According to the Home for Everyone committee, the ultimate answer to Portland’s homeless crisis is better access to mental health care, more low-skill jobs and higher wages for existing jobs, more options for people fighting addiction and, above all else, more permanent affordable housing. But Portland also needs more emergency places for homeless people to sleep right now.
“We have an ordinance that prohibits camping. We also have upwards of 1,800 people who are going to have to sleep somewhere,” said Marc Jolin, director of the city-county A Home for Everyone initiative. “We do not have enough lawful places to sleep right now, no question. The question is how we use our resources.”
The arguments against tent cities are easy to list: They’re unattractive. They take up public space. They’re not a long-term answer for people trying to reach self-sufficiency. They can, done with little thought or placed in out-of-the-way places, look and feel less like small towns and more like internment camps for the extreme poor. In Honolulu, where the City Council has passed multiple laws aimed at criminalizing loitering and camping, Mayor Kirk Caldwell is building a small, legal homeless camp made of shipping containers at Sand Island Recreation Area, a World War II internment camp for Japanese Americans.
“The risk is that you’re just pushing homelessness out of the public eye but not actually doing anything to help homeless people,” said Eric Tars, senior attorney with the National Law Center on Homelessness and Poverty. “If you put a camp in the middle of nowhere, away from any services, the only thing they accomplish is making the people you’re trying to help feel even more ostracized and isolated.”
Arguments for tent cities are subtler: They allow residents who want to look for work or go to the doctor a place to store their belongings, and freedom from the stress of trying to find a new safe place to sleep every night. They can give social service providers, who often must search for clients, a central location to work. They offer, if well run, a safer option for women and seniors living outdoors.
“I’m of the opinion that a sheltered place to go might reduce the victimization of some of our more vulnerable unsheltered population,” Voeller said.
And they give police and policymakers more leeway to enforce anti-camping and loitering laws elsewhere in a city. It’s hard for officers to crack down on camping with lasting results when there is nowhere for them to go besides “not here.”
Portland has two legal camps. Dignity Village, in far North Portland, grew out of a protest and into a permanent government-approved city-within-a-city run by and for homeless people.
The Right 2 Dream Too rest area downtown has drawn complaints from some nearby business owners, who say it scares away out-of-town visitors. A developer recently sued the city, saying the nearby homeless camp made it impossible to find investors to convert a former low-rent motel into a youth hostel.
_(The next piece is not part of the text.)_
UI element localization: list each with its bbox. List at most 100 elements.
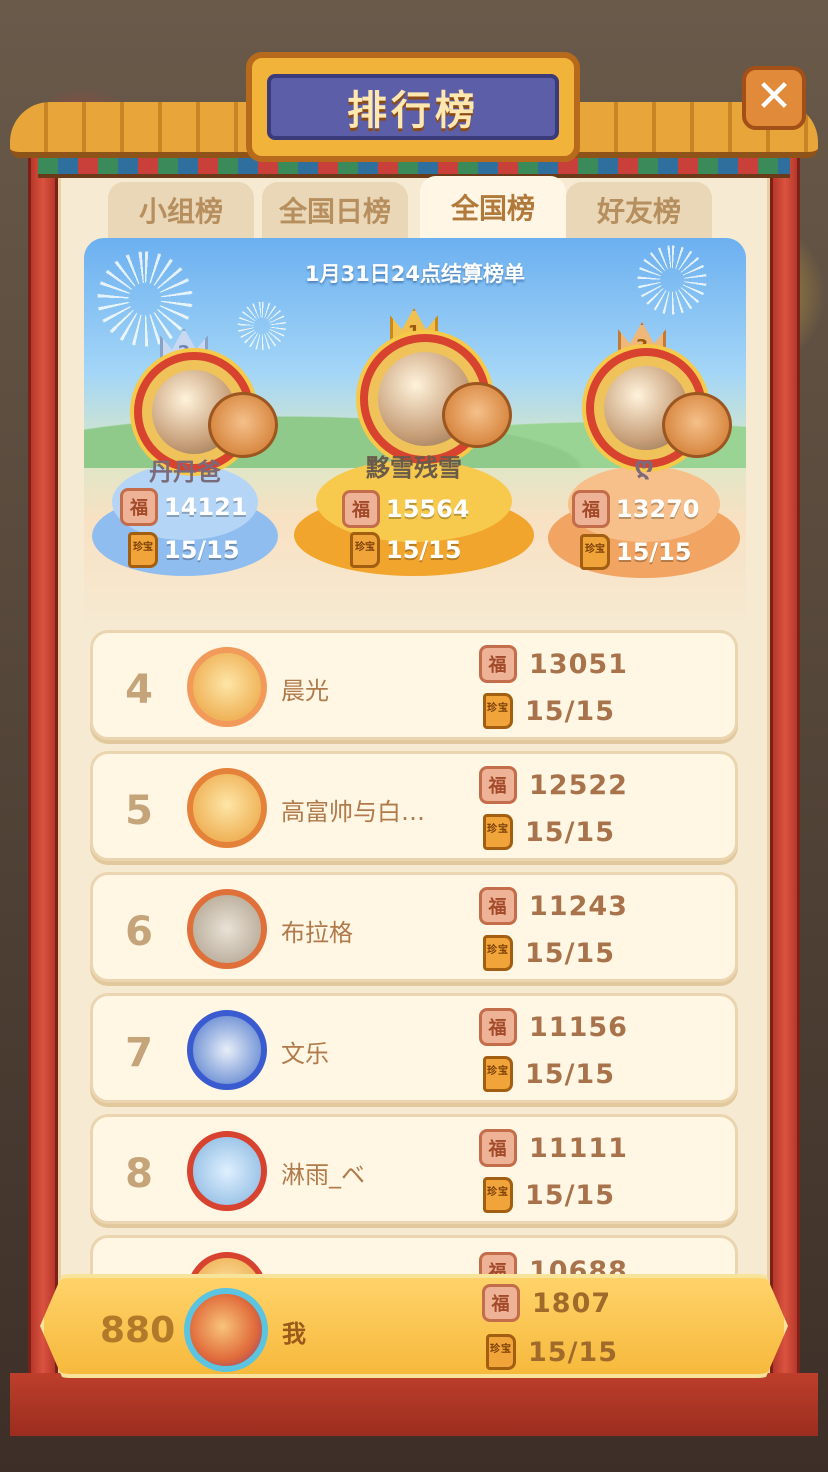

City leaders, after trying to fine the community out of existence, have come to accept its usefulness, if not its location. They’re negotiating with its organizers to move near the southeast end of the new Tilikum Crossing bridge. Right 2 Dream has room for 100 people and routinely turns away 100 or more on winter nights, but the potential new site isn’t big enough to solve that problem.
“Of course we need more legal camps, unless we’re suddenly going to come up with houses for everyone,” said Ibrahim Mubarak, a homeless man who helped found Dignity Village and Right 2 Dream Too. “Look at it this way: You have a two-year waiting list to get housing in this city. If you’re trying to stop doing drugs, get a handle on a mental health problem, stay away from somebody who abused you, two years is a very, very long time. “A lot of bad things can happen in two years.”